The Myriad Transformations comprises sixty-four images that I created using photographs taken between 2002 and 2010. These dates are arbitrary but not random, marking the purchase of my first digital camera (August 2002) and the decision to my rudimentary photoshop skills to create a project to commemorate the thirtieth anniversary of the establishment of the Shenzhen Special Economic Zone (during an artist residency at the Sitka Center for Art and Ecology, December 2008-January 2009). I finished the images in 2010. In the process of saving and transferring these files to smaller drives with larger storage capacity, many of the original photoshop files were lost. What remains as a complete set are the files I created to print photographs of the images in 2011 or 2012. I reopened one of these files in January 2019 and  realized they were more interesting in retrospect than they had been when I made them precisely because over the past decade (2010-2020), Shenzhen has re-invented itself yet again, and suddenly, abruptly, we see the latent structure of today in images that once upon a time seemed definitive, eternal even.

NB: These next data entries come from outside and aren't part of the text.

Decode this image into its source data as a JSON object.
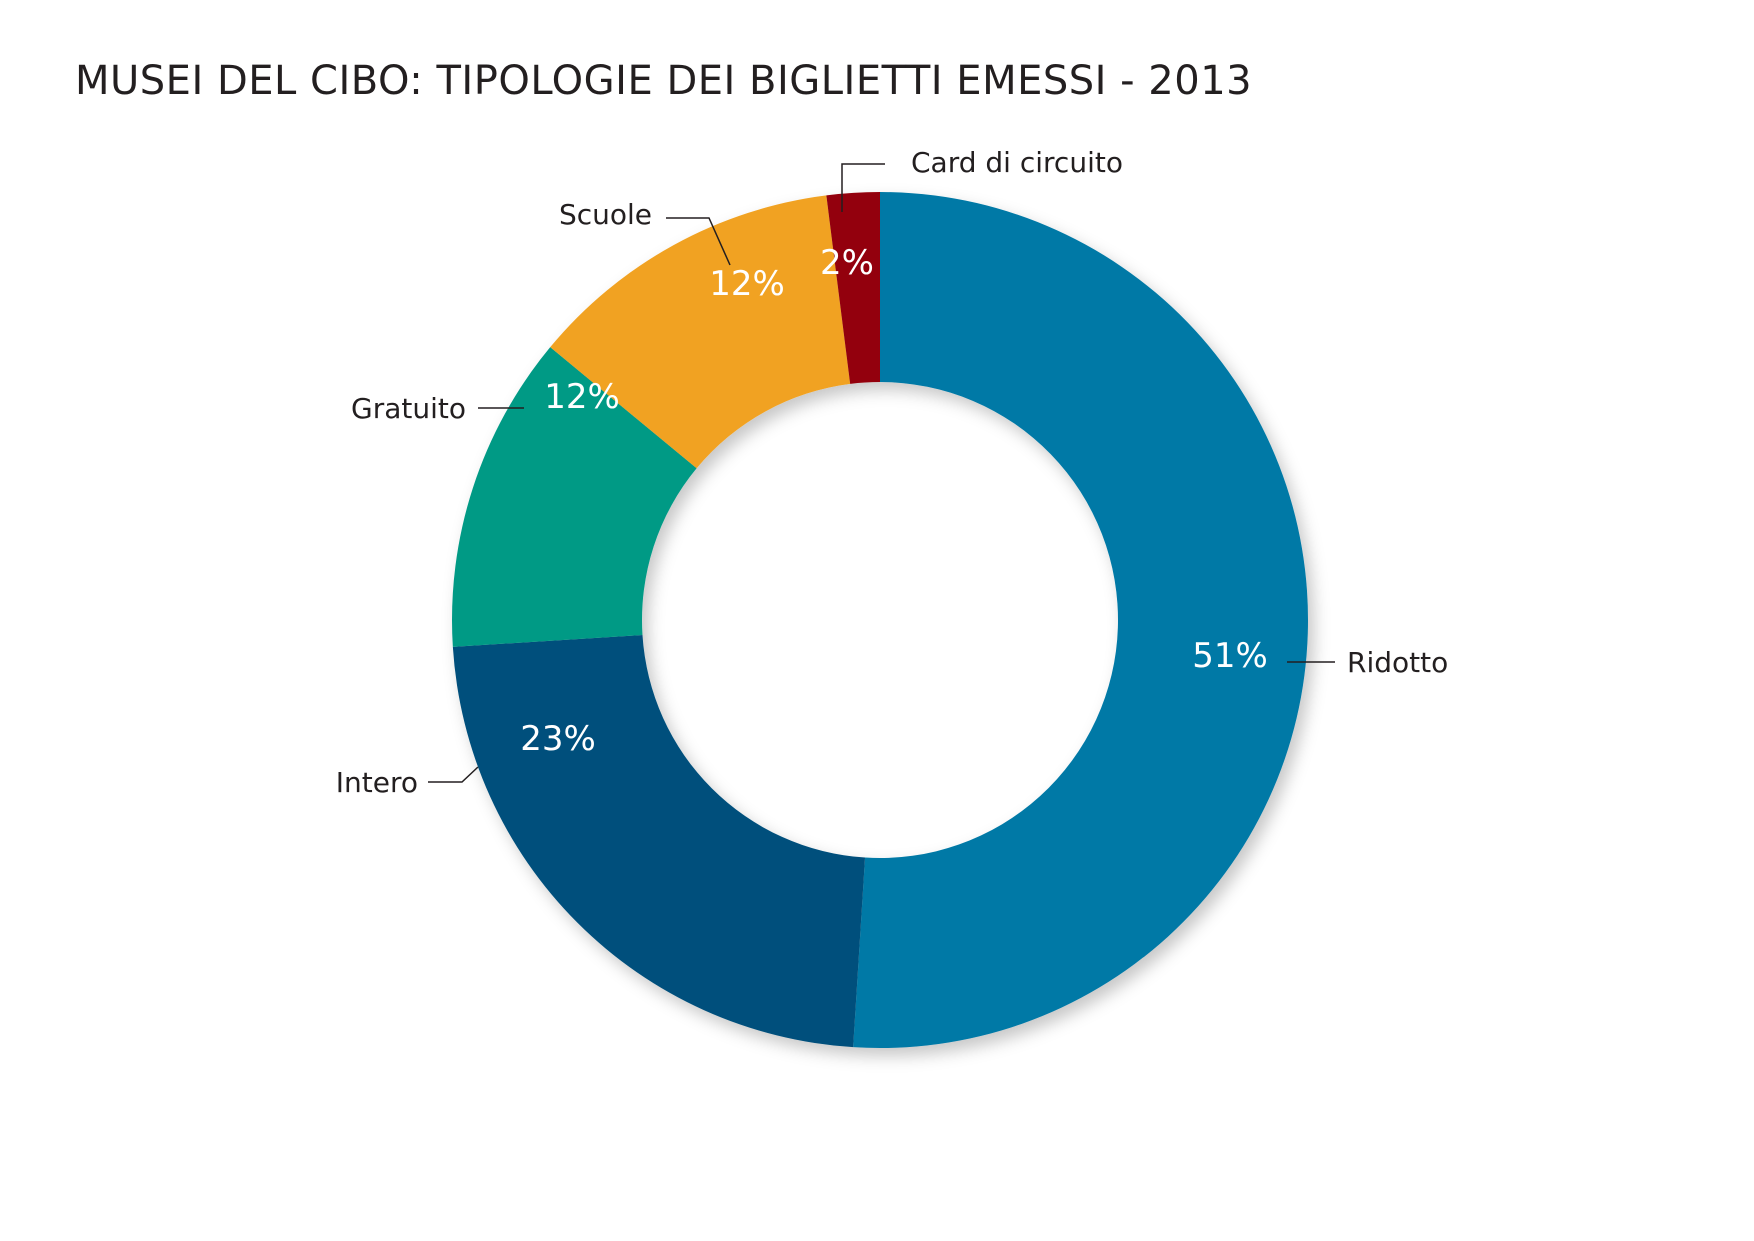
{
  "chart_data": {
    "type": "pie",
    "title": "MUSEI DEL CIBO: TIPOLOGIE DEI BIGLIETTI EMESSI - 2013",
    "slices": [
      {
        "name": "Ridotto",
        "value": 51,
        "label": "51%",
        "color": "#0279a6"
      },
      {
        "name": "Intero",
        "value": 23,
        "label": "23%",
        "color": "#05507b"
      },
      {
        "name": "Gratuito",
        "value": 12,
        "label": "12%",
        "color": "#029a85"
      },
      {
        "name": "Scuole",
        "value": 12,
        "label": "12%",
        "color": "#f1a220"
      },
      {
        "name": "Card di circuito",
        "value": 2,
        "label": "2%",
        "color": "#930009"
      }
    ]
  }
}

I created these images from photos that were taken as I walked the city from 2000 through 2010, the decade when Shenzhen not only reinvented itself from a manufacturing to a creative city, but also integrated its disparate parts, enabling the cultivation of a solidly “Shenzhen” identity. In 2000, Shenzhen was still divided into the “Special Zone” and its peri-urban suburbs, there were still manufacturing zones downtown, and “downtown” still referred to Luohu sprawl from the train station to the Shanghai Hotel. In fact, before 2003-04, when the city stopped enforcing checkpoints between the Special Zone and “the interior,” many migrants to Shenzhen would say that although they worked in Bao’an or Longgang, nevertheless they “had never been to Shenzhen.” By 2010, however, the inner and outer districts had been integrated, manufacturing had been pushed beyond downtown’s respectable borders, and in there was no longer a well defined “downtown,” but rather a stretch of high rise urbanization that stretched from Luohu to Nanshan and a nascent CBD in Futian. As I write today, no one questions whether or not Bao’an and Longgang are part of Shenzhen—the city has, for better or worse, established a monolithic version of itself.

Each week for the next sixty-five weeks, I will publish one of the images along with commentary and supporting pictures. These entries should be understood as rough drafts in an ongoing project of coming to terms with the city. I have chronicled Shenzhen’s transformations first as a graduate student and then as foreign resident, reinventing myself as a “creative ethnographer.” Indeed, first approaching the city through photographic walks and then using these images to create ethnographic montages enabled me to imagine myself using anthropological research outside the academy.

Nantou Ancient City, October 28, 2002

Taken in October 2002, this is a picture of me and friends Cathy Clayton and Yao Xiaoling. We are standing at the pedestrian overpass at Nanxin Road and Shennan Road, just beyond the entry gate to the ancient city slash urban village. As you can see, the area has not yet been rehabilitated as a garden style public area. That said, the first round of restorations for the 1997 the Handover had already been completed. A second round was initiated for the 2011 Universidade.

The UABB entry to Nantou Ancient City.pic

Roughly 16 years after the above picture was taken, Nantou Ancient City had been transformed a third time, this time for the 7th edition of the Shenzhen Hong Kong Bi-City Biennale of Urbanism\Architecture.

2571516501896_.pic_hd

‘Tis a fact that I am also 16 years older. This picture was taken with visitors to UABB, as we took a road trip along Shennan Road, January 2018.